Nach einer knappen Viertelstunde nahmen sie vorsichtig das Backblech mit den hellgoldenen Sternen heraus.
Nachdem der ein oder andere schon so im Mund von Hannahs Vater gelandet war – „Mann“ muss ja mal testen, ob diese überhaupt schmecken, nahm die ehemalige Hufflepuffschülerin einen Löffel und verteilte auf die Hälfte der Sterne einen Klecks Nuss-Nougatcreme. Die andere Hälfte Sterne legte sie als Deckel darauf und drückte diese ganz leicht, damit sie nicht in der Mitte zerbrachen, an.
Die Spitzen der fertigen "Doppelsterne" tunkte ihr Vater noch in die flüssige Kuvertüre, damit sie noch appetitlicher aussehen würden und mit einem seligem Lächeln betrachteten die Beiden ihre Werk.
„Sie wäre stolz auf uns“, fand Mr. Abbott, ging leise lächelnd zum Küchenfenster und stieß es ein wenig auf. Es war warm geworden in der kleinen Küche und die Luft, die nun ins Zimmer strömte, duftete herrlich nach Schnee.

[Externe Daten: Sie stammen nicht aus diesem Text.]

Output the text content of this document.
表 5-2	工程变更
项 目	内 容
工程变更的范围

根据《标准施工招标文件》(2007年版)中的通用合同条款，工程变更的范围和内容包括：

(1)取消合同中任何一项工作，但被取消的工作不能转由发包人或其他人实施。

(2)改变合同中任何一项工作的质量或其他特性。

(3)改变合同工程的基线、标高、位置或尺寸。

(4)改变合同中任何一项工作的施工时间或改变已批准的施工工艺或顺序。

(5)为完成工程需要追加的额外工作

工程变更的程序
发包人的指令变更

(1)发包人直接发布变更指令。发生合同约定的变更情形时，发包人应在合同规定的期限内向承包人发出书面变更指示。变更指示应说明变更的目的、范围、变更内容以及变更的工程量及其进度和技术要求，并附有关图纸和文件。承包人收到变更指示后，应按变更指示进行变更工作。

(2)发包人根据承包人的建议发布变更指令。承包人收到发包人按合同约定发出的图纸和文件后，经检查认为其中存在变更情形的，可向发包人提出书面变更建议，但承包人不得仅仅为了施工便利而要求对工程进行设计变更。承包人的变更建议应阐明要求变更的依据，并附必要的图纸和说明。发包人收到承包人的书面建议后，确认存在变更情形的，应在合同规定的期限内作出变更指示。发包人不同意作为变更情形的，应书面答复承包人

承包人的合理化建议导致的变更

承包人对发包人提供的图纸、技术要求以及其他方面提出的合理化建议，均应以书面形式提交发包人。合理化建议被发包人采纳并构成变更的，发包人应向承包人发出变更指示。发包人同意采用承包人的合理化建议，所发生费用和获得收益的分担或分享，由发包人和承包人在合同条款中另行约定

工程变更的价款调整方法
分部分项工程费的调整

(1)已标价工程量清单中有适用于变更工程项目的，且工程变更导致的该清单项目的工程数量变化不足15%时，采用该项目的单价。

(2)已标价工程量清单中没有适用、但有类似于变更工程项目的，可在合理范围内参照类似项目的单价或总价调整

Als die Kirchenglocken in der Ferne zur Christmette läuteten, trat Hannah zu ihrem Vater ans Fenster, schob ihre Arme unter seine hindurch und blickte diesmal mit einem Lächeln auf den Lippen auf das kleine Foto auf der Fensterbank, wo lachend und zwinkernd – da war sich Hannah mit einem Mal ganz sicher – ihre Mutter zu ihnen aufsah. Es war vielleicht nicht das allerschönste Weihnachten, doch als Neville, der einen Moment später aus dem Kamin polterte, mit Schneekristallen in den dunklen, verwuschelten Haaren in die Küche trat, seine Freundin sowie deren Vater ein wenig verwirrt anblickte und schließlich gierig einen noch warmen Nuss-Nougat-Stern in den Mund schob, musste Hannah zugeben, dass es doch eines der schönstens Weihnachten seit langem wieder war, legte den Kopf in den Nacken und ließ ein glockenhelles Lachen erklingen, was Nevilles genuscheltes „Pppfröhlische Weihnachten“ noch übertönte.